His jokes ranged from cringe-y to incomprehensible. He said that Pete Buttigieg was not a leader: “He’s Eddie Haskell from Leave it to Beaver, except he doesn’t like the beav.” He then compared Buttigieg’s paternity leave to Octomom, who has not been relevant in at least a decade. He then went into full lecture mode on how Trump would’ve saved America (“He would’ve nuked the supply chain crisis like it was a hurricane the same way he solved North Korea, The Middle-East with the Abraham accords and of course, the vaccines.”) Ok.
Post-monologue, there was a quick break. The classic rock resumed and the failed actor from Arkansas played the air guitar in the corner. As the remainder of the hour went on, I paid more attention to what my fellow audience members were enjoying. They knew to laugh when Gutfeld said trigger words, like “woke” or “pronouns.” It felt like everyone was there because the show existed, not because they thought it was particularly good.
We left the studio with the same “how is it still daytime” feeling you get after staggering out of a particularly long matinee. Did I feel changed, or like I had spent time in a “dangerous” side of the world I wasn’t supposed to be in? Not remotely.

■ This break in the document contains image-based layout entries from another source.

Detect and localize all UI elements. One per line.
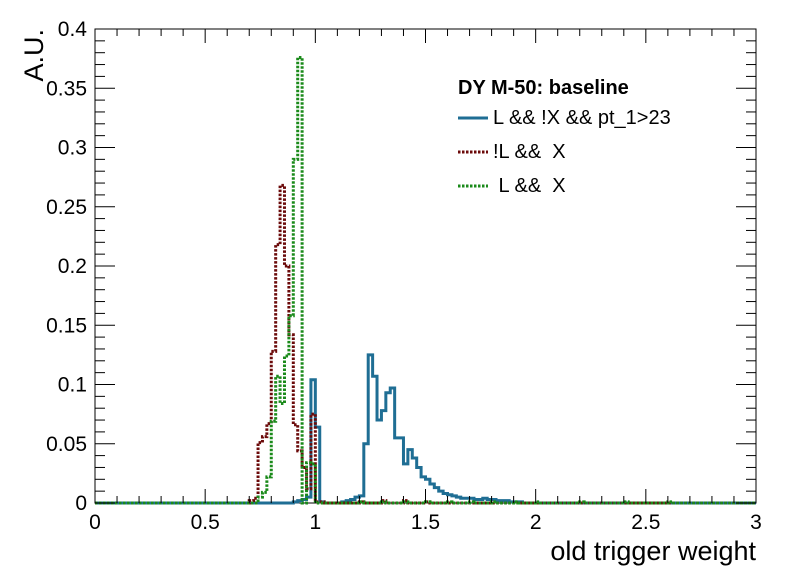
x-tick-label: 2 bbox=[530, 511, 542, 534]
x-tick-label: 1.5 bbox=[411, 511, 440, 534]
x-tick-label: 1 bbox=[309, 511, 321, 534]
x-tick-label: 2.5 bbox=[631, 511, 660, 534]
y-tick-label: 0.15 bbox=[46, 314, 87, 337]
y-tick-label: 0.3 bbox=[58, 137, 87, 160]
legend: DY M-50: baseline L && !X && pt_1>23 !L &… bbox=[458, 77, 671, 197]
series-line-2 bbox=[95, 183, 756, 505]
y-tick-label: 0.1 bbox=[58, 374, 87, 397]
y-tick-label: 0.35 bbox=[46, 77, 87, 100]
x-axis-label: old trigger weight bbox=[550, 536, 756, 566]
y-axis-label: A.U. bbox=[19, 29, 49, 82]
legend-label-3: L && X bbox=[493, 175, 566, 197]
series-line-1 bbox=[95, 353, 756, 505]
plot-frame bbox=[94, 28, 757, 504]
x-tick-label: 3 bbox=[750, 511, 762, 534]
x-tick-label: 0.5 bbox=[191, 511, 220, 534]
y-tick-label: 0.4 bbox=[58, 18, 88, 41]
legend-label-2: !L && X bbox=[493, 141, 566, 163]
axis-layer: 0 0.5 1 1.5 2 2.5 3 0 0.05 0.1 0.15 0.2 0.25 0.3 0.35 0… bbox=[46, 18, 762, 534]
y-tick-label: 0.2 bbox=[58, 255, 87, 278]
plot-frame-layer bbox=[94, 28, 757, 504]
y-tick-label: 0.05 bbox=[46, 433, 87, 456]
legend-header: DY M-50: baseline bbox=[458, 77, 629, 99]
legend-label-1: L && !X && pt_1>23 bbox=[493, 107, 671, 129]
x-tick-label: 0 bbox=[89, 511, 101, 534]
y-tick-label: 0 bbox=[75, 492, 87, 515]
y-tick-label: 0.25 bbox=[46, 196, 87, 219]
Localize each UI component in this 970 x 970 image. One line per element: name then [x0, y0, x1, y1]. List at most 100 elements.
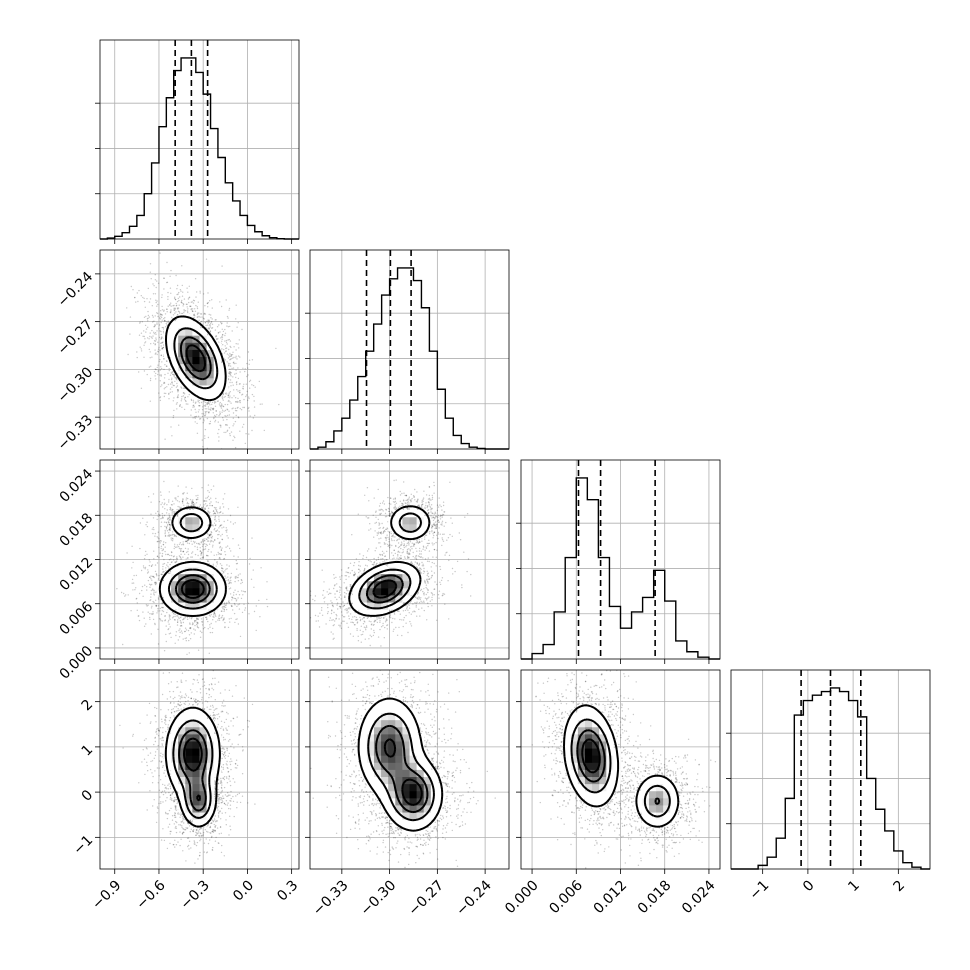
sample-point	[159, 317, 161, 319]
sample-point	[202, 422, 204, 424]
sample-point	[163, 395, 165, 398]
sample-point	[212, 544, 214, 546]
sample-point	[184, 553, 186, 555]
sample-point	[147, 326, 149, 328]
sample-point	[186, 492, 188, 494]
sample-point	[202, 543, 204, 546]
sample-point	[150, 633, 152, 635]
sample-point	[168, 519, 171, 521]
sample-point	[169, 615, 171, 617]
sample-point	[187, 553, 190, 556]
sample-point	[148, 496, 150, 498]
sample-point	[200, 541, 203, 543]
sample-point	[202, 317, 205, 319]
sample-point	[140, 569, 143, 572]
sample-point	[208, 652, 210, 654]
sample-point	[169, 508, 171, 511]
sample-point	[161, 347, 164, 349]
sample-point	[201, 439, 203, 441]
sample-point	[151, 314, 154, 317]
sample-point	[207, 324, 209, 326]
sample-point	[230, 402, 232, 404]
sample-point	[195, 401, 197, 403]
sample-point	[208, 328, 210, 330]
sample-point	[159, 540, 162, 542]
sample-point	[155, 378, 157, 380]
sample-point	[222, 618, 225, 620]
sample-point	[166, 360, 168, 362]
sample-point	[213, 612, 216, 614]
sample-point	[225, 527, 227, 529]
sample-point	[229, 433, 231, 435]
sample-point	[211, 535, 214, 538]
sample-point	[204, 508, 206, 510]
sample-point	[227, 400, 229, 402]
sample-point	[207, 333, 209, 335]
sample-point	[234, 580, 236, 583]
sample-point	[213, 612, 215, 614]
sample-point	[149, 576, 151, 579]
sample-point	[216, 554, 218, 556]
sample-point	[149, 616, 151, 619]
sample-point	[209, 326, 211, 328]
sample-point	[203, 313, 205, 315]
sample-point	[168, 617, 171, 619]
sample-point	[232, 417, 234, 419]
sample-point	[211, 299, 213, 301]
sample-point	[178, 555, 181, 557]
sample-point	[209, 624, 211, 626]
sample-point	[171, 537, 174, 539]
sample-point	[172, 373, 174, 376]
sample-point	[194, 417, 196, 419]
sample-point	[198, 542, 200, 545]
sample-point	[220, 407, 223, 409]
sample-point	[207, 524, 210, 526]
sample-point	[149, 584, 152, 586]
sample-point	[192, 399, 195, 401]
sample-point	[217, 332, 220, 334]
sample-point	[215, 510, 218, 512]
sample-point	[146, 337, 149, 339]
sample-point	[231, 330, 233, 332]
sample-point	[216, 400, 219, 402]
sample-point	[163, 650, 166, 652]
sample-point	[116, 588, 118, 590]
sample-point	[220, 323, 223, 325]
sample-point	[151, 605, 153, 607]
sample-point	[178, 506, 181, 508]
sample-point	[204, 616, 207, 619]
sample-point	[176, 389, 179, 391]
sample-point	[224, 340, 226, 342]
sample-point	[149, 263, 152, 265]
density-cell	[213, 377, 222, 386]
sample-point	[179, 620, 182, 622]
sample-point	[207, 322, 209, 324]
sample-point	[167, 291, 169, 294]
sample-point	[247, 407, 250, 410]
sample-point	[235, 355, 237, 357]
sample-point	[190, 414, 192, 416]
sample-point	[204, 401, 206, 404]
sample-point	[219, 545, 222, 548]
sample-point	[188, 652, 190, 654]
sample-point	[176, 382, 178, 385]
sample-point	[219, 331, 221, 333]
sample-point	[248, 613, 250, 615]
sample-point	[225, 341, 228, 344]
sample-point	[250, 578, 253, 580]
density-cell	[178, 313, 186, 322]
sample-point	[157, 369, 159, 371]
sample-point	[240, 579, 243, 581]
sample-point	[210, 317, 212, 319]
sample-point	[232, 376, 234, 378]
sample-point	[186, 505, 188, 507]
sample-point	[155, 339, 157, 341]
sample-point	[152, 589, 154, 591]
sample-point	[163, 382, 166, 384]
sample-point	[147, 604, 149, 606]
sample-point	[204, 507, 206, 509]
sample-point	[160, 613, 163, 615]
sample-point	[170, 309, 172, 311]
sample-point	[206, 408, 208, 410]
sample-point	[202, 540, 204, 543]
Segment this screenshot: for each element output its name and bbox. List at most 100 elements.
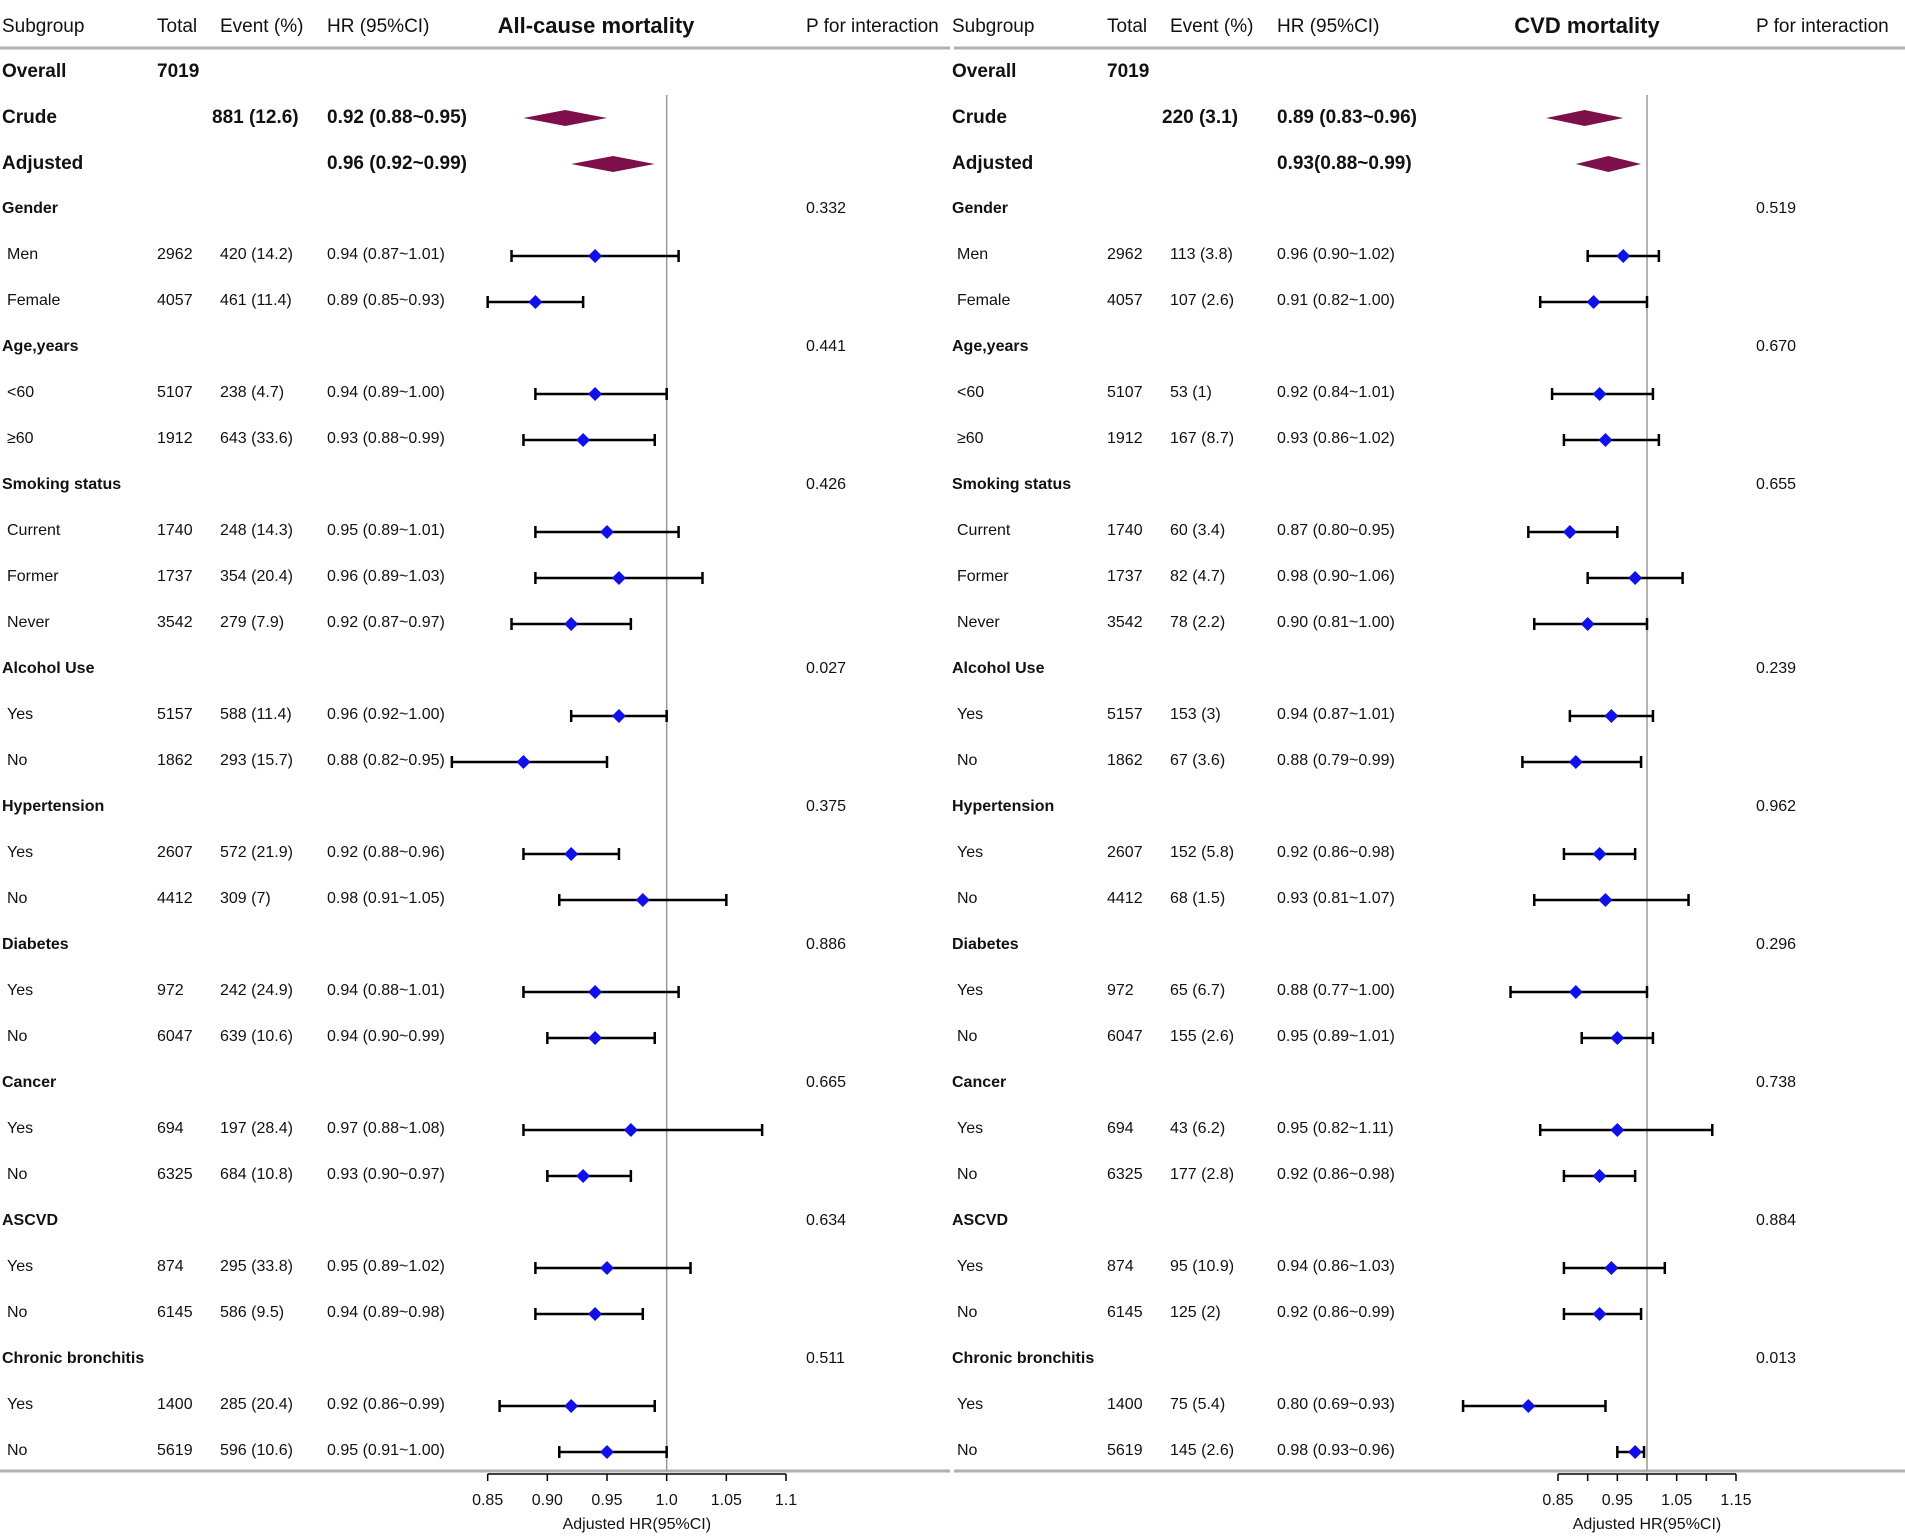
subgroup-total: 1400 [157, 1396, 193, 1414]
overall-label: Overall [2, 60, 67, 82]
group-label: Diabetes [2, 936, 69, 954]
subgroup-label: Yes [7, 706, 34, 724]
point-estimate [588, 985, 603, 999]
summary-label: Adjusted [952, 152, 1034, 174]
subgroup-hr-text: 0.98 (0.91~1.05) [327, 890, 445, 908]
subgroup-total: 1737 [157, 568, 193, 586]
subgroup-label: No [7, 1028, 28, 1046]
subgroup-total: 4057 [1107, 292, 1143, 310]
subgroup-hr-text: 0.95 (0.89~1.01) [1277, 1028, 1395, 1046]
subgroup-event: 588 (11.4) [220, 706, 292, 724]
overall-total: 7019 [1107, 60, 1150, 82]
subgroup-event: 293 (15.7) [220, 752, 293, 770]
subgroup-total: 5619 [157, 1442, 193, 1460]
p-interaction-value: 0.375 [806, 798, 847, 816]
x-tick-label: 1.1 [774, 1491, 798, 1509]
subgroup-label: Yes [7, 982, 34, 1000]
subgroup-total: 2962 [157, 246, 193, 264]
subgroup-event: 586 (9.5) [220, 1304, 285, 1322]
summary-diamond [1575, 156, 1642, 172]
subgroup-total: 4412 [1107, 890, 1143, 908]
subgroup-event: 684 (10.8) [220, 1166, 293, 1184]
summary-hr-text: 0.93(0.88~0.99) [1277, 152, 1412, 174]
subgroup-total: 2607 [157, 844, 193, 862]
subgroup-hr-text: 0.92 (0.87~0.97) [327, 614, 445, 632]
summary-label: Crude [952, 106, 1007, 128]
subgroup-hr-text: 0.92 (0.86~0.98) [1277, 844, 1395, 862]
header-event: Event (%) [220, 15, 304, 37]
subgroup-hr-text: 0.87 (0.80~0.95) [1277, 522, 1395, 540]
subgroup-label: Yes [7, 1120, 34, 1138]
subgroup-hr-text: 0.96 (0.90~1.02) [1277, 246, 1395, 264]
subgroup-event: 596 (10.6) [220, 1442, 293, 1460]
subgroup-label: No [7, 890, 28, 908]
chart-title: CVD mortality [1514, 12, 1660, 38]
subgroup-total: 2607 [1107, 844, 1143, 862]
point-estimate [564, 1399, 579, 1413]
p-interaction-value: 0.332 [806, 200, 847, 218]
subgroup-total: 5157 [157, 706, 193, 724]
point-estimate [528, 295, 543, 309]
subgroup-total: 6145 [1107, 1304, 1143, 1322]
subgroup-total: 694 [157, 1120, 184, 1138]
point-estimate [600, 1261, 614, 1275]
x-tick-label: 0.85 [472, 1491, 504, 1509]
point-estimate [588, 387, 603, 401]
point-estimate [588, 249, 603, 263]
subgroup-label: Former [7, 568, 59, 586]
point-estimate [611, 571, 626, 585]
subgroup-label: Current [957, 522, 1011, 540]
header-total: Total [1107, 15, 1148, 37]
subgroup-total: 972 [157, 982, 184, 1000]
point-estimate [1568, 985, 1583, 999]
subgroup-hr-text: 0.96 (0.92~1.00) [327, 706, 445, 724]
subgroup-hr-text: 0.90 (0.81~1.00) [1277, 614, 1395, 632]
subgroup-hr-text: 0.88 (0.79~0.99) [1277, 752, 1395, 770]
subgroup-hr-text: 0.93 (0.90~0.97) [327, 1166, 445, 1184]
subgroup-label: No [7, 1442, 28, 1460]
point-estimate [600, 525, 614, 539]
p-interaction-value: 0.441 [806, 338, 847, 356]
chart-title: All-cause mortality [497, 12, 695, 38]
subgroup-label: No [957, 1304, 978, 1322]
subgroup-event: 75 (5.4) [1170, 1396, 1226, 1414]
p-interaction-value: 0.665 [806, 1074, 847, 1092]
point-estimate [1568, 755, 1583, 769]
subgroup-hr-text: 0.95 (0.89~1.02) [327, 1258, 445, 1276]
subgroup-total: 874 [157, 1258, 184, 1276]
subgroup-total: 874 [1107, 1258, 1134, 1276]
point-estimate [1610, 1031, 1625, 1045]
p-interaction-value: 0.962 [1756, 798, 1797, 816]
subgroup-total: 6047 [157, 1028, 193, 1046]
subgroup-label: Former [957, 568, 1009, 586]
subgroup-label: Never [7, 614, 50, 632]
subgroup-hr-text: 0.92 (0.86~0.99) [1277, 1304, 1395, 1322]
x-tick-label: 0.95 [1601, 1491, 1633, 1509]
header-subgroup: Subgroup [952, 15, 1035, 37]
subgroup-hr-text: 0.92 (0.86~0.98) [1277, 1166, 1395, 1184]
subgroup-hr-text: 0.95 (0.89~1.01) [327, 522, 445, 540]
subgroup-event: 155 (2.6) [1170, 1028, 1235, 1046]
point-estimate [1586, 295, 1601, 309]
summary-diamond [523, 110, 607, 126]
subgroup-event: 461 (11.4) [220, 292, 292, 310]
subgroup-total: 5107 [1107, 384, 1143, 402]
group-label: Gender [952, 200, 1009, 218]
subgroup-hr-text: 0.92 (0.84~1.01) [1277, 384, 1395, 402]
group-label: ASCVD [2, 1212, 59, 1230]
p-interaction-value: 0.296 [1756, 936, 1797, 954]
group-label: Alcohol Use [2, 660, 95, 678]
subgroup-event: 53 (1) [1170, 384, 1212, 402]
subgroup-label: <60 [7, 384, 35, 402]
subgroup-total: 6145 [157, 1304, 193, 1322]
overall-total: 7019 [157, 60, 200, 82]
subgroup-label: No [7, 1304, 28, 1322]
subgroup-total: 1740 [157, 522, 193, 540]
subgroup-total: 5157 [1107, 706, 1143, 724]
point-estimate [1521, 1399, 1536, 1413]
p-interaction-value: 0.670 [1756, 338, 1797, 356]
subgroup-event: 643 (33.6) [220, 430, 293, 448]
subgroup-hr-text: 0.94 (0.89~0.98) [327, 1304, 445, 1322]
subgroup-label: Men [7, 246, 39, 264]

At a previous job, I covered several right-wing, mostly anti-Islam rallies that happened in Canada shortly after Trump was elected. At the time, these rallies got my heart racing — of course, I’d experienced racism in my life, but until then I had never seen how the anti-Islam sausage got made. With Gutfeld!, no sausage was being produced.
Gutfeld’s audience would probably agree with everything I heard at those rallies. Yet his viewers are not members of a fringe group, and their beliefs no longer feel like some long-kept secret that is finally being shared. It all just felt normal.